Interestingly, a similar phenomenon was recently identified in nursing. In an editorial in the excellent Nursing Philosophy, Derek Sellman wrote about nurses’ fascination with reflective practice (Sellman, 2010). Like physiotherapy, Sellman argued that nursing practice had been built upon ‘borrowed’ practices and approaches, but unlike physiotherapy, nursing had suffered from a surfeit of ‘grand ideas’. He states:
‘In my own working lifetime, I have seen more than a few ‘grand ideas’ adopted, abandoned, left to fade away, or taken on board with a lesser or greater uncritical acceptance. That some of these ideas were subsequently shown to be merely fashionable and very much of their time hints a the propensity (at least in some parts) of nursing to be swept along in the wake of this or that grand claim originating in another disicpline’ (Sellman, D. 2010, p.150).
And here lies the key for physiotherapy. In the first instance we need to move beyond thinking that mid-range theory will answer anything but the most prozaic professional questions. Then – and this is the vital point – we must learn from the lessons of our sister professions of nursing and, to some extent, occupational therapy, and develop a critical attitude towards all our ideas, both grand and small, so that when we settle on a way of thinking that is amenable to our practice, we do not do so uncritically.

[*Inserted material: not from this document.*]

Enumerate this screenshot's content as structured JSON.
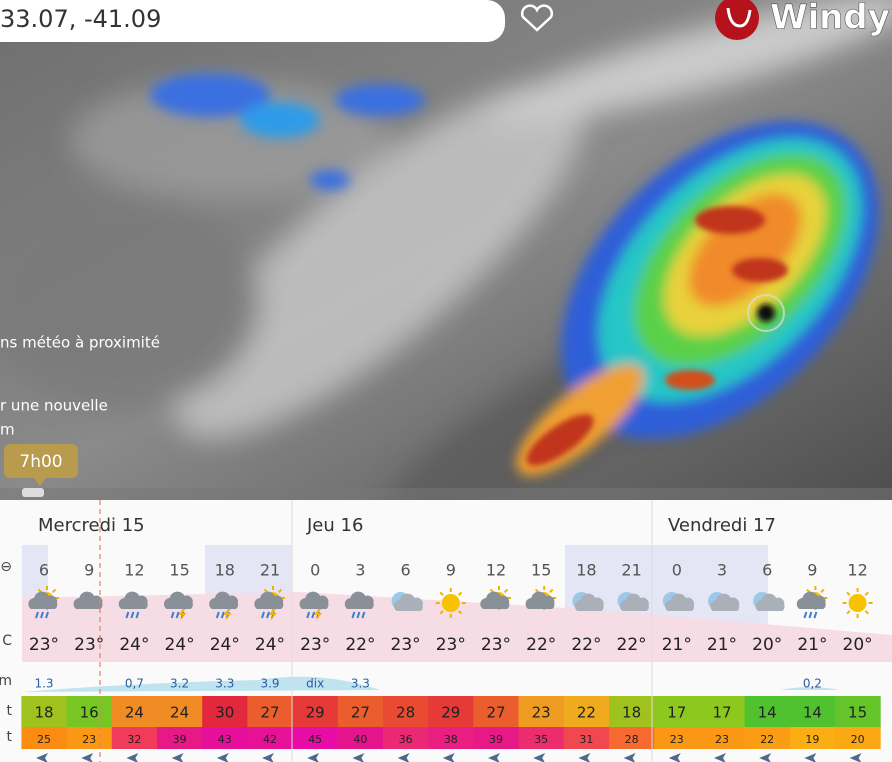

From my own perspective, I hope we never do ‘settle’. I hope we never consolidate on an approach to practice, for fear that we ossify in ways that we have increasingly seen physiotherapy ossify in recent years. If we can be certain of one thing, it will be that uncertainty is an unavoidable condition of future practice, and that we will need to be agile to survive. But before we can develop our flexibility, we need to do a bit more stretching.
Domholdt, E. (2005). Rehabilitation Research: Principles and Application. Philadelphia, Elsevier.

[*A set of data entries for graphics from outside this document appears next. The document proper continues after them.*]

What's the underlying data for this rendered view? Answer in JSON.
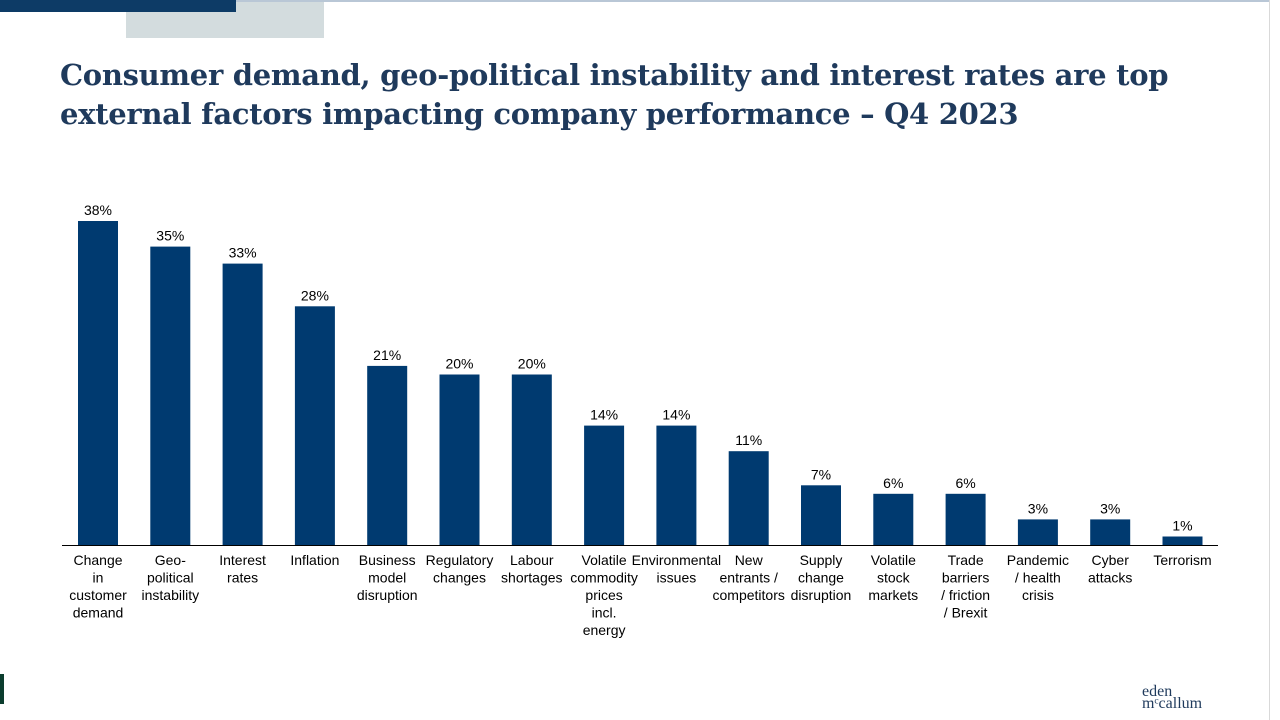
{
  "slide": {
    "title": "Consumer demand, geo-political instability and interest rates are top external factors impacting company performance – Q4 2023",
    "logo_line1": "eden",
    "logo_line2": "mᶜcallum"
  },
  "colors": {
    "bar": "#003a70",
    "title": "#1f3a5c",
    "accent_dark": "#0d3b66",
    "accent_light": "#d3dcde",
    "left_mark": "#0b3d2e",
    "axis": "#000000"
  },
  "chart_data": {
    "type": "bar",
    "categories": [
      "Change in customer demand",
      "Geo- political instability",
      "Interest rates",
      "Inflation",
      "Business model disruption",
      "Regulatory changes",
      "Labour shortages",
      "Volatile commodity prices incl. energy",
      "Environmental issues",
      "New entrants / competitors",
      "Supply change disruption",
      "Volatile stock markets",
      "Trade barriers / friction / Brexit",
      "Pandemic / health crisis",
      "Cyber attacks",
      "Terrorism"
    ],
    "category_lines": [
      [
        "Change",
        "in",
        "customer",
        "demand"
      ],
      [
        "Geo-",
        "political",
        "instability"
      ],
      [
        "Interest",
        "rates"
      ],
      [
        "Inflation"
      ],
      [
        "Business",
        "model",
        "disruption"
      ],
      [
        "Regulatory",
        "changes"
      ],
      [
        "Labour",
        "shortages"
      ],
      [
        "Volatile",
        "commodity",
        "prices",
        "incl.",
        "energy"
      ],
      [
        "Environmental",
        "issues"
      ],
      [
        "New",
        "entrants /",
        "competitors"
      ],
      [
        "Supply",
        "change",
        "disruption"
      ],
      [
        "Volatile",
        "stock",
        "markets"
      ],
      [
        "Trade",
        "barriers",
        "/ friction",
        "/ Brexit"
      ],
      [
        "Pandemic",
        "/ health",
        "crisis"
      ],
      [
        "Cyber",
        "attacks"
      ],
      [
        "Terrorism"
      ]
    ],
    "values": [
      38,
      35,
      33,
      28,
      21,
      20,
      20,
      14,
      14,
      11,
      7,
      6,
      6,
      3,
      3,
      1
    ],
    "data_labels": [
      "38%",
      "35%",
      "33%",
      "28%",
      "21%",
      "20%",
      "20%",
      "14%",
      "14%",
      "11%",
      "7%",
      "6%",
      "6%",
      "3%",
      "3%",
      "1%"
    ],
    "title": "",
    "xlabel": "",
    "ylabel": "",
    "ylim": [
      0,
      40
    ],
    "grid": false,
    "legend": "none"
  }
}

Lupton, D. (2003). Medicine as Culture: Illness, Disease and the Body in Western Society. London: Sage.
Nettleton, S. (2005). The Sociology of the Body. In W. C. Cockerham (Ed.), The Blackwell Companion to Medical Sociology (pp. 43-63). London: Blackwell.
Sellman, D. (2010). Musings on reflective practice as a grand idea. Nursing Philosophy, 11, pp. 149-50.
Turner, B. S. (1995). Medical Power and Social Knowledge (2nd ed.). London: Sage.
Williams, S. J. (2003). Medicine and the Body. London: Sage.
Williams, S. J. (2006). Medical sociology and the biological body: where are we now and where do we go from here? Health, 10(1), 5-30.